Warm Liver Perfusion: Innovative, Disruptive And Transformative

Research and Innovations

Ground-breaking portable technology, which extends the time donor livers can remain viable outside the body, could help alleviate an acute shortage of Canadian organ donors which has resulted in one-quarter to one-third of patients dying on waitlists for liver transplantation.

Warm liver transplantation “represents a really dramatic shift in our thinking and in our ability to preserve organs in a better way,” says Dr. James Shapiro, Canada Research Chair in Transplantation Surgery and Regenerative Medicine at the University Of Alberta. This March, Dr. Shapiro carried out the first warm liver transplant in North America. Three other transplants using the new liver preservation device, all of them successful, have been performed so far.

For more than 40 years, donated livers have been stored in “the same type of cooler that you might buy from Canadian Tire,” points out Dr. Shapiro. “You’ve got this complicated technology and yet we’re shipping the organs around the country in a simple icebox.”

“I could see in the future that probably all organ systems will at least partially use warm preservation.”

With the new device, once the organ is removed from the donor, tubes are connected to the main blood vessels and the liver is put in the machine, where it’s kept warm, pumped with blood, and has the nutrients it needs to thrive. “It basically provides everything the liver would need outside the body to keep it alive,” says Dr. Shapiro.

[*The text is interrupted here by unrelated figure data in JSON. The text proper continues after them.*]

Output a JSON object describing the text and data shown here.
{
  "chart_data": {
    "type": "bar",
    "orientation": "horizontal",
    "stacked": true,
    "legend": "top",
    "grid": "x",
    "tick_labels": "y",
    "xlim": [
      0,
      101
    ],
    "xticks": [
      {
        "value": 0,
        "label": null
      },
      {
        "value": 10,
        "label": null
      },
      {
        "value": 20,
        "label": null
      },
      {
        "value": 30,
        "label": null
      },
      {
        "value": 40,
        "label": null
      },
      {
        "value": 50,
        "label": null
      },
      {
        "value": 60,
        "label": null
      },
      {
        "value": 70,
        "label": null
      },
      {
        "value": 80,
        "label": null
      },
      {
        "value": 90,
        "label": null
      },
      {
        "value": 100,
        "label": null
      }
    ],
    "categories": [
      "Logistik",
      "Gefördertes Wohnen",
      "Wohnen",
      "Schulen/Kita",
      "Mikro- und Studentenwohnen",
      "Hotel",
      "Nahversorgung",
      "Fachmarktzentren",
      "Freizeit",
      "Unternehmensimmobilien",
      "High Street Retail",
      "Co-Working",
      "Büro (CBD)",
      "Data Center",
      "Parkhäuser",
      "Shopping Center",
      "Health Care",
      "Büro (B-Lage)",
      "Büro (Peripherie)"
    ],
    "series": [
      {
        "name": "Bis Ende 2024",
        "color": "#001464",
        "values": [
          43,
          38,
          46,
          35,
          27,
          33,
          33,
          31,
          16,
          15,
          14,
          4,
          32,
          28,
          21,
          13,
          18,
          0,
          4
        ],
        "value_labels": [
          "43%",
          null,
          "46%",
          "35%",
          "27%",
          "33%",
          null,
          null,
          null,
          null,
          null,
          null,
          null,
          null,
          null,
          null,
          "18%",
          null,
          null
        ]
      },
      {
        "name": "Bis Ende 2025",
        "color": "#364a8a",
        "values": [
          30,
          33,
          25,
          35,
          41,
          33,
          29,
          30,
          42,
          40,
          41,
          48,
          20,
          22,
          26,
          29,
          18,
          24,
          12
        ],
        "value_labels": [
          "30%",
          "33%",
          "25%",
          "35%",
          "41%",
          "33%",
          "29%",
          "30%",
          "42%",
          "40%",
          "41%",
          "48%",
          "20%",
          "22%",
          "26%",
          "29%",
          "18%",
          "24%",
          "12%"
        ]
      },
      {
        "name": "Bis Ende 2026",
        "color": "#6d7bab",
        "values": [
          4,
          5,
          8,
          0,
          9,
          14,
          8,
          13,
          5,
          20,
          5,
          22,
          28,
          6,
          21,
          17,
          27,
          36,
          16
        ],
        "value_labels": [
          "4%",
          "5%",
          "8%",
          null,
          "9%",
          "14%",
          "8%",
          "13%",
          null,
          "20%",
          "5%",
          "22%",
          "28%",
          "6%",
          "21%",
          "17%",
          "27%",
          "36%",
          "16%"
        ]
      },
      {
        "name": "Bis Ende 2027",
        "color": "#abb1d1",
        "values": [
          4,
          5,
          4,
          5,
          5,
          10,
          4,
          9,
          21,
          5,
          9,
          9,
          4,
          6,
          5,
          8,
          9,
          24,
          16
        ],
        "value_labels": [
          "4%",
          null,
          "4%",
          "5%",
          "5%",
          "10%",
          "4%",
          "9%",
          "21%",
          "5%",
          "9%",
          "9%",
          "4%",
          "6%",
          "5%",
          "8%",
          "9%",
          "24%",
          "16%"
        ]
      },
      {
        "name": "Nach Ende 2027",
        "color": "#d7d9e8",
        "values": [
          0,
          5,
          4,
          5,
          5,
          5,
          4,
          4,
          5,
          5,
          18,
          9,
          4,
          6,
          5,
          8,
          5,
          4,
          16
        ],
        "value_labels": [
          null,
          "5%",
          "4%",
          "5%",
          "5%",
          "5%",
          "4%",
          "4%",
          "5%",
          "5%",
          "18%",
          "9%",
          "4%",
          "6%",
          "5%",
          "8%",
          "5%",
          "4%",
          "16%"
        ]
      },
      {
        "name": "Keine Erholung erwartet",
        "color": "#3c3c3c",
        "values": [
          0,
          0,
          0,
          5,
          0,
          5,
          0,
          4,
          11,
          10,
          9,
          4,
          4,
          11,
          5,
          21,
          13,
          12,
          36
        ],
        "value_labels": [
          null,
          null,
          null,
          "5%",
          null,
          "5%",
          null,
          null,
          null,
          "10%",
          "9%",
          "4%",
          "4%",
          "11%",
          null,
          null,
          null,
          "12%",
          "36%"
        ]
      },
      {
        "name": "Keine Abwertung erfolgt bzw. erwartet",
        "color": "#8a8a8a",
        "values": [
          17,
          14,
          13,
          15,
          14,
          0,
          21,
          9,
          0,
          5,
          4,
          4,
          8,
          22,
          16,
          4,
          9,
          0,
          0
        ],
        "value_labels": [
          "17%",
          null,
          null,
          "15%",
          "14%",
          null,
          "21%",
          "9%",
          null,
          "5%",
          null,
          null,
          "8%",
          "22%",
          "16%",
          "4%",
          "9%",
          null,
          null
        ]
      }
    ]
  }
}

Similar ex vivo devices have also been used in lung transplants, and a version for heart transplants is currently in development. “I could see in the future that probably all organ systems will at least partially use warm preservation,” says Dr. Markus Selzner, a transplantation surgeon with Toronto General Hospital’s Multi Organ Transplant Program. Along with Dr. Shapiro, he is leading a Canadian National Transplant Research Program multicentre trial in clinical liver transplantation using the new machine.

Surgeons will be able to transplant with confidence

The new technology will enable doctors to know how well a donated liver is functioning, by looking, for instance, at whether it is continuing to produce bile. Dr. Selzner believes doctors will be better able to assess the quality of organs, meaning they will be able to “transplant with confidence.” He estimates that about one-third of organ donations are discarded, often based on little information – “really we have to make a guess” about their quality.

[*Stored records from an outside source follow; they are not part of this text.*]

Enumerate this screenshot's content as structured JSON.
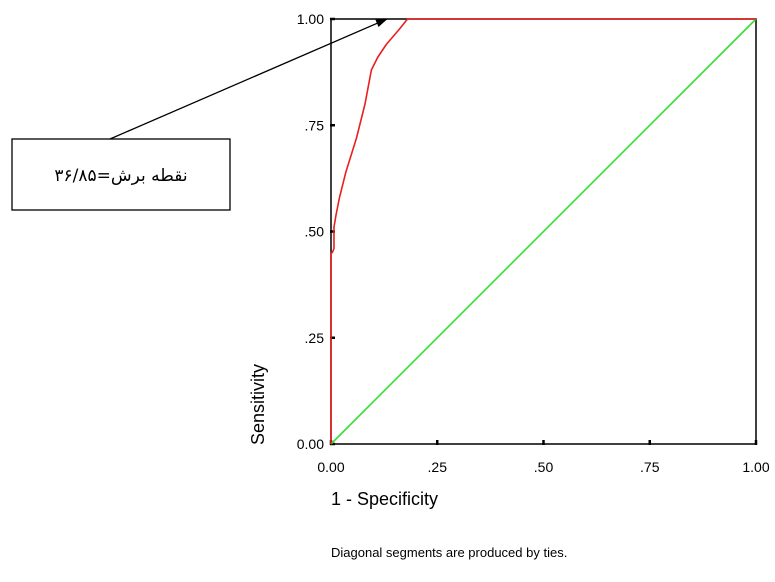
{
  "chart_data": {
    "type": "line",
    "title": "",
    "xlabel": "1 - Specificity",
    "ylabel": "Sensitivity",
    "xlim": [
      0,
      1
    ],
    "ylim": [
      0,
      1
    ],
    "x_ticks": [
      "0.00",
      ".25",
      ".50",
      ".75",
      "1.00"
    ],
    "y_ticks": [
      "0.00",
      ".25",
      ".50",
      ".75",
      "1.00"
    ],
    "x_tick_values": [
      0,
      0.25,
      0.5,
      0.75,
      1
    ],
    "y_tick_values": [
      0,
      0.25,
      0.5,
      0.75,
      1
    ],
    "grid": false,
    "legend": "none",
    "series": [
      {
        "color": "#e8201e",
        "x": [
          0,
          0,
          0.003,
          0.007,
          0.007,
          0.012,
          0.02,
          0.035,
          0.06,
          0.08,
          0.095,
          0.11,
          0.13,
          0.16,
          0.18,
          0.5,
          1
        ],
        "y": [
          0,
          0.45,
          0.45,
          0.46,
          0.51,
          0.54,
          0.58,
          0.64,
          0.72,
          0.8,
          0.88,
          0.91,
          0.94,
          0.975,
          1,
          1,
          1
        ]
      },
      {
        "color": "#33e033",
        "x": [
          0,
          1
        ],
        "y": [
          0,
          1
        ]
      }
    ],
    "annotation": {
      "text": "نقطه برش=۳۶/۸۵",
      "target": {
        "x": 0.13,
        "y": 1
      }
    },
    "footnote": "Diagonal segments are produced by ties."
  }
}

Dr. Selzner, who sees the potential in the technology for actually improving organs, notes that research is also being done to enhance organ preservation fluids so that they help make the organ more resistant to the stress of transplantation.

Live liver donation

Donation from live donors is another way to increase the organ pool. Dr. Selzner recently led a study that suggested that liver transplants from live donors appear to work just as well as traditional transplants for patients with acute liver failure.

“There is an ever-rising gap between our available supply and the potential demand – and that demand is increasing,” says Dr. Shapiro, who attributes the rise in demand for livers in part to the rise in obesity, which can lead to liver disease.

For his part, Dr. Selzner wishes families would talk about organ donation before a health crisis occurs. “I think many more people probably want to be a donor than you think,” he says. “It’s such a terrible moment to ask a family for a donation when someone has just died.”